From this blog post of mine, one should be inclined to think that for large nuclei it can at least contribute to the spin-orbit force, and then to the correction to N=50 and N=82 nuclear shells.
As QGR noted above, the exponential suppression of the potential does not need to be all the history. Note that usually the total potential in a nucleus is Woods-Saxon, where the exponential does not factor out.
Independently of particle mass, a low-momentum exchange is able to see all the nucleus; when a beta decay happens, the electron carries a momentum of less than 100 MeVs and then it is delocalized across all the nucleus.
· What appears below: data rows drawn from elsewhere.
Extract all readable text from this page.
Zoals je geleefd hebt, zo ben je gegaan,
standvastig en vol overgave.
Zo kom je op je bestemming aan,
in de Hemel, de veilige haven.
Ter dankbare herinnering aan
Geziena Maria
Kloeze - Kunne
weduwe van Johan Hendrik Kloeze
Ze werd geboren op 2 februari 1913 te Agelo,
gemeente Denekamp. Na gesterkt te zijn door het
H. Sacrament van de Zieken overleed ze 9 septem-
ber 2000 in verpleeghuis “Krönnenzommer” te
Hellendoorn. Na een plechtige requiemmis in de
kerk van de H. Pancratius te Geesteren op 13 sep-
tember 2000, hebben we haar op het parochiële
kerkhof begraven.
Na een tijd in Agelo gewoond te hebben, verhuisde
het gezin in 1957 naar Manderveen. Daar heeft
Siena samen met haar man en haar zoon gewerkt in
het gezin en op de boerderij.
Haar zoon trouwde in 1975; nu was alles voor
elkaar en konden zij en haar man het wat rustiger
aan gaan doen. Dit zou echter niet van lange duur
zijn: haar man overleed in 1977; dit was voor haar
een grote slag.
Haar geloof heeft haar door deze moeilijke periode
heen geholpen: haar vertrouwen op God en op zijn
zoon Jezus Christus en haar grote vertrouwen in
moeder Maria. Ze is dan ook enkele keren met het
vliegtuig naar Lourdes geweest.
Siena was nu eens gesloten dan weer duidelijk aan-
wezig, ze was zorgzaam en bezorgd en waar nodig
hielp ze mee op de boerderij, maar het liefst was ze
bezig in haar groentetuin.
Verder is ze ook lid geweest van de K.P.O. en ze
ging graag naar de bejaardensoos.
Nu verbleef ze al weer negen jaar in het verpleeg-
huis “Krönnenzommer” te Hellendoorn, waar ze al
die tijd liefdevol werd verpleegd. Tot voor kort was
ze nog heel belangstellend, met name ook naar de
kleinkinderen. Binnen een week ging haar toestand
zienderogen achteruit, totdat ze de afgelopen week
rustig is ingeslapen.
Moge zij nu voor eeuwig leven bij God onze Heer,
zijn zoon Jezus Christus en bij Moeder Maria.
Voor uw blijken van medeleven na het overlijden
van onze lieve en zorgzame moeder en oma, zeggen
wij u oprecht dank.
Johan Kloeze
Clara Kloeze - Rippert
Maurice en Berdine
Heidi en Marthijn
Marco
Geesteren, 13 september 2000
This is the same that when a electronic transition happens in an atom: the photon carries a momentum of only some electron-Volts, and then it is delocalised across all the orbital.
Consider that a typical contribution to nuclear shells must be about 2 or 3 MeVs. Most (well, a lot) of the nuclear shell correction comes from exchange of $\omega$ and other mesons, which have a mass around the 750 MeV range. Quotient by W mass, and we could expect linear corrections of the order of a 1%.
So, if some collective effect can do a linear correction to appear, it could be more or less in the range to be noticeable: (750 MeV)^2/81GeV=6.9 MeV.
To look for collective effects was the idea of the post I have referred in the first line: check the favored masses when the "liquid drop" nucleus splits in two pieces. The small fragment of fission channel S3 happens to have an average mass of 79.21 $\pm$ 1.14 GeV across a range of nuclei from 233Pa to 245Bk; the small frament of channel S2 happens to have an average mass of 92.34 $\pm$ 2.91 GeV.